The film did not require much of most of its actors, but the two leads were required to show some rather extreme emotions in rather difficult, unusual ways. Tarkovsky famously disliked lead actor Donatas Banionis and was displeased with his performance, but I found him quite credible as the emotionally damaged Kris who really has no idea how to deal with anything that’s going on around him but definitely does not want to deal with it in the same way that his crewmates do. Natalya Bondarchuk, meanwhile, had a difficult role because it was so extreme that it could easily devolve into something of a joke–it was a role not too dissimilar from Sally Field’s role as Mary Todd Lincoln in Lincoln (Steven Spielberg, USA 2012)–and yet she managed to inject the role with a pathos and reality that was quite touching. She was really the heart of the film, and she held together what could otherwise have been quite a sterile work.
The biggest problems with the film are that it gets lost in its own narrative at points and just takes far too long making its points. It’s intentionally ponderous, to the point that it at least borders on, if not tips over entirely into, pretension, and it’s intentionally obtuse about its narrative. While an obtuse narrative never bothers me (I’m a David Lynch fan, for crying out loud.), this film sometimes uses obtuseness just for the sake of obtuseness, such as in the enigmatic opening half hour of the film. It also makes the same point in the same way far too many times, leading to a film that just lacks in some polish.

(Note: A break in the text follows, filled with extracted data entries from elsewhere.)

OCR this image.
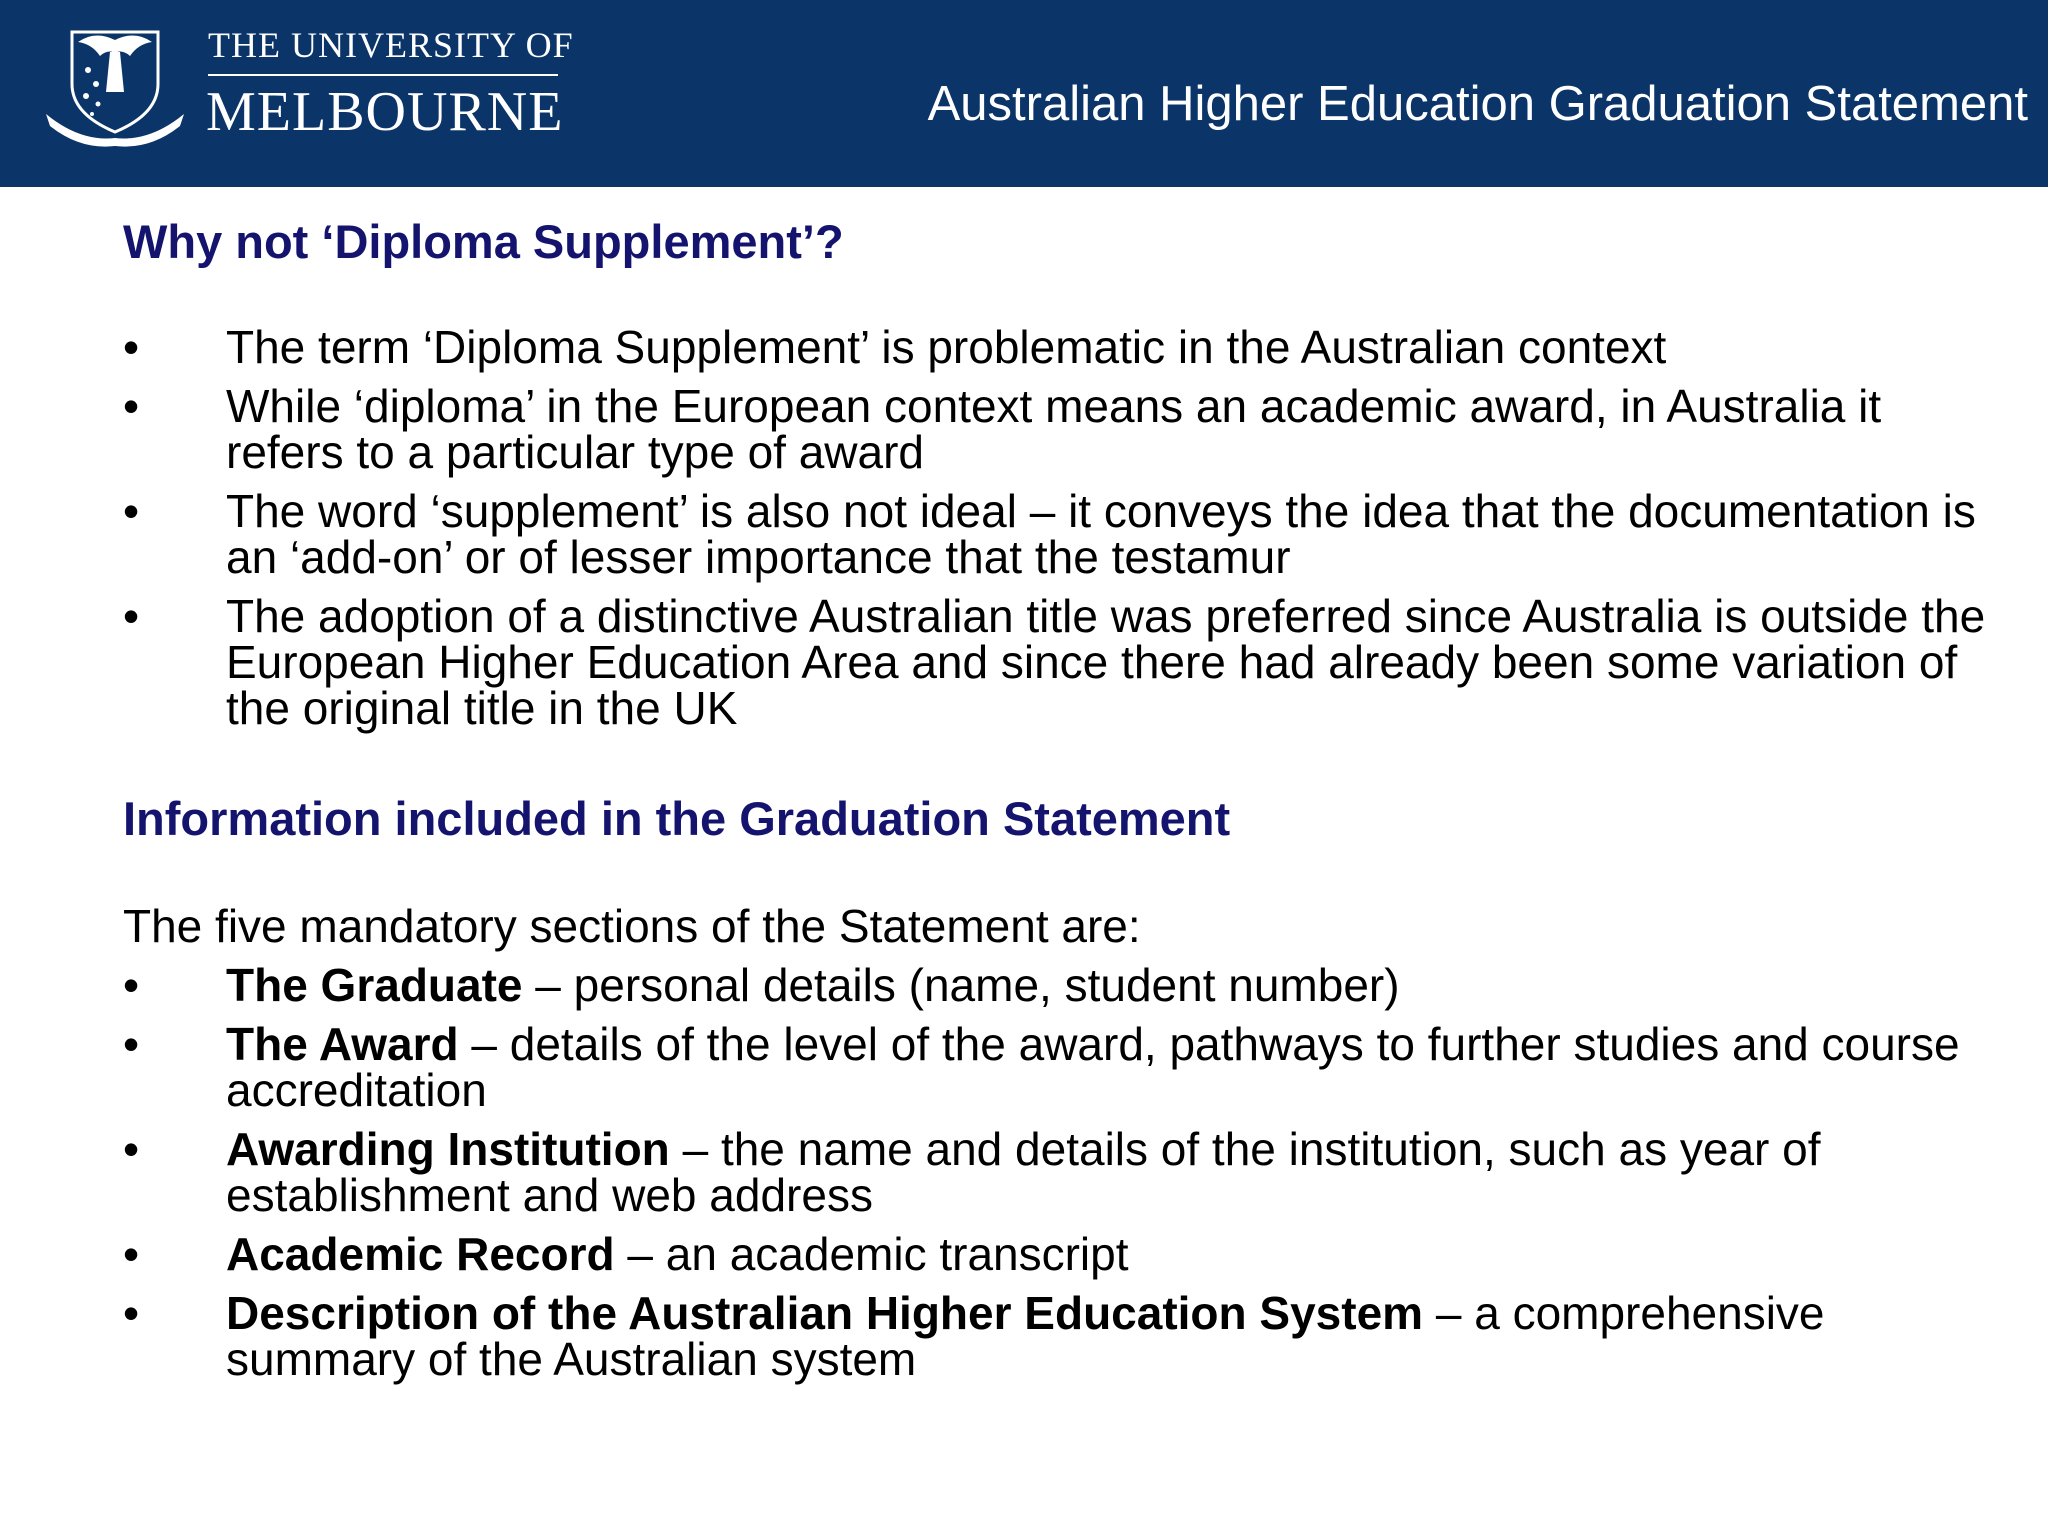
THE UNIVERSITY OF
MELBOURNE	Australian Higher Education Graduation Statement
Why not ‘Diploma Supplement’?
•	The term ‘Diploma Supplement’ is problematic in the Australian context
•	While ‘diploma’ in the European context means an academic award, in Australia it refers to a particular type of award
•	The word ‘supplement’ is also not ideal – it conveys the idea that the documentation is an ‘add-on’ or of lesser importance that the testamur
•	The adoption of a distinctive Australian title was preferred since Australia is outside the European Higher Education Area and since there had already been some variation of the original title in the UK
Information included in the Graduation Statement

The five mandatory sections of the Statement are:

•	The Graduate – personal details (name, student number)
•	The Award – details of the level of the award, pathways to further studies and course accreditation
•	Awarding Institution – the name and details of the institution, such as year of establishment and web address
•	Academic Record – an academic transcript
•	Description of the Australian Higher Education System – a comprehensive summary of the Australian system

The film is often compared with the science fiction classic 2001: A Space Odyssey (Stanley Kubrick, USA/UK 1968), and the reasons for that comparison are quite clear, but it also doesn’t deserve the comparison. Kubrick’s film is a film about human evolution that rarely wavers from its point and only takes too long in order to emphasize the realities of space travel, evincing a wonderment at space and science that well befits the genre. This film lacks the kind of focus that 2001 has and lacks the reasoning behind its ponderousness. That said, like 2001, it has a fascinating concept and is absolutely stunning.
All told, this is the kind of film that seems made only for those obsessed with film. It’s beautiful and has a great, deep concept, but it just doesn’t quite execute perfectly. It’s worth a watch, but I don’t think it lives up to its lofty billing.